Часть 29 из 36 В начало
Для доступа к библиотеке пройдите авторизацию
– Вертайтесь к своим, тама вы боле пригодитесь, чем будете позориться тут, бабу сторожить посреди чиста поля.
Стражники нерешительно переглянулись.
– Скажете, отдали полонянку людям смоленского владыки, – кольнул взглядом Ярину Денис, давая понять караульным, что кормить повязанную предательницу пряниками никто не станет. – То есть нам. Суд над ней епископ сам держать будет. Таков был наш с боярином уговор. Можете у него спросить.
Ратники еще раз переглянулись, нерешительно стряхивая оцепенение, помялись. Но все-таки передали конец веревки, которым были скручены руки Ярины, Денису. Видимо, разглядев в нем гораздо более представительного и внушающего доверие начальника, чем одноглазый и безухий тать.
– Благодарностей не жду, – подала голос пленница, как только караульные удалились на достаточное расстояние. – Поэтому и вы от меня не дождетесь. Руки развяжите.
– Это с чего бы? – с деланым удивлением вскинул брови Денис. – Предателям и полагается быть связанными. Я вон тем двум честным воинам пообещал, что ты понесешь заслуженное наказание. И слово собираюсь сдержать.
– Ой! А что такое с нами случилось? С чего бы вдруг гордому небожителю стали интересны мирские заботы? Как это я сумела предать того, кто сам по себе? Может, тем, что башку твою от плахи спасла?
– Нет. Тем, что на плаху эту ее сначала выкатила. И теперь я хочу знать – за каким чертом?
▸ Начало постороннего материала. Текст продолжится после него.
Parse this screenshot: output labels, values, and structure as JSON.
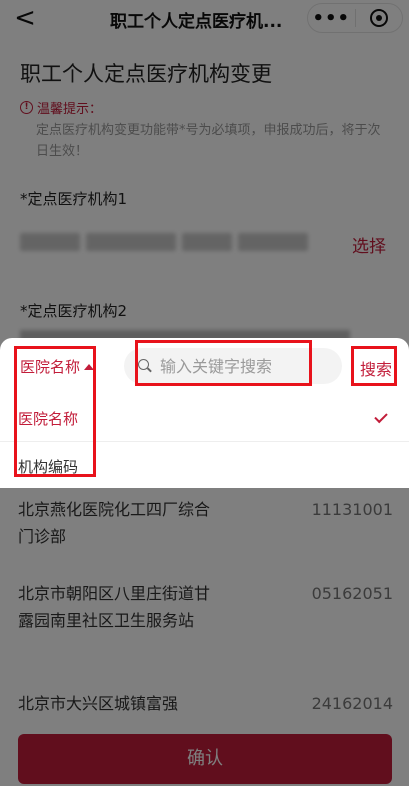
{
  "navbar": {
    "back_symbol": "<",
    "title": "职工个人定点医疗机...",
    "more_symbol": "•••",
    "icons": {
      "back": "chevron-left-icon",
      "more": "more-dots-icon",
      "close": "target-circle-icon"
    }
  },
  "page": {
    "title": "职工个人定点医疗机构变更",
    "tip_icon": "!",
    "tip_heading": "温馨提示：",
    "tip_body": "定点医疗机构变更功能带*号为必填项，申报成功后，将于次日生效！",
    "field1_label": "定点医疗机构1",
    "field2_label": "定点医疗机构2",
    "required_mark": "*",
    "choose_label": "选择"
  },
  "list": {
    "items": [
      {
        "name": "北京燕化医院化工四厂综合门诊部",
        "code": "11131001"
      },
      {
        "name": "北京市朝阳区八里庄街道甘露园南里社区卫生服务站",
        "code": "05162051"
      },
      {
        "name": "北京市大兴区城镇富强",
        "code": "24162014"
      }
    ]
  },
  "confirm_label": "确认",
  "sheet": {
    "filter_selected": "医院名称",
    "search_placeholder": "输入关键字搜索",
    "search_value": "",
    "search_button": "搜索",
    "options": [
      {
        "label": "医院名称",
        "selected": true
      },
      {
        "label": "机构编码",
        "selected": false
      }
    ]
  },
  "colors": {
    "accent": "#c21d3a",
    "highlight_box": "#e8121b",
    "mask": "rgba(0,0,0,0.5)"
  }
}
– Да будет вам собачиться, – как-то совершенно спокойно махнул рукой Кузьма, вынул из-за голенища нож и подступил с ним к Ярине. Зная нрав одноглазого, Денис мигом представил, что тот вознамерился сделать с пленницей. Сразу почему-то вспомнился допрос у Щени, во время которого этот бешеный разве что слюну на пол не ронял, кидаясь на всех, кто предал малолетнюю княжну Елену. И нянька этот список заочно приговоренных явно возглавляла.
Поэтому, не особенно отдавая отчет в своих действиях, Денис мгновенно шагнул наперерез психу, загораживая собой потенциальную жертву. Перехватил кинжал одной рукой, а другой схватил безухого за горло. Сдавить, впрочем, не успел.
– Чего творишь? – оторопело уставился на него Кузьма. – Я вообще-то веревки срезать хотел.
– Ты это что, опять спасать меня кинулся? – странно, но издевки в голосе Ярины Денис не уловил. Скорее, удивление. И, надо сказать, довольно искреннее. Потому врать не стал:
– Похоже на то.
Он отпустил Кузьму и развернулся к ней лицом. Заодно обнаружив, что его стремительный «спасительный» рывок съел все расстояние между ними. И теперь, кроме глаз Ярины, он не видел больше ничего. А также вдруг понял, что и видеть-то больше ему ничего и не надо. Повинуясь мгновенному порыву, сгреб ее и, словно с головой ныряя в омут, приник к губам. Ожидал чего угодно. Встречного удара лбом по носу, тычка коленом по причинному месту, располосованного ногтями на лоскуты лица. Но только не того, что она ответит на его поцелуй. С готовностью. Нетерпением. И пылом ничуть не меньшим, чем у него самого. Словно наслаждаясь тем, что наконец обрушились все воздвигнутые ими же препоны, разделявшие их до этого момента.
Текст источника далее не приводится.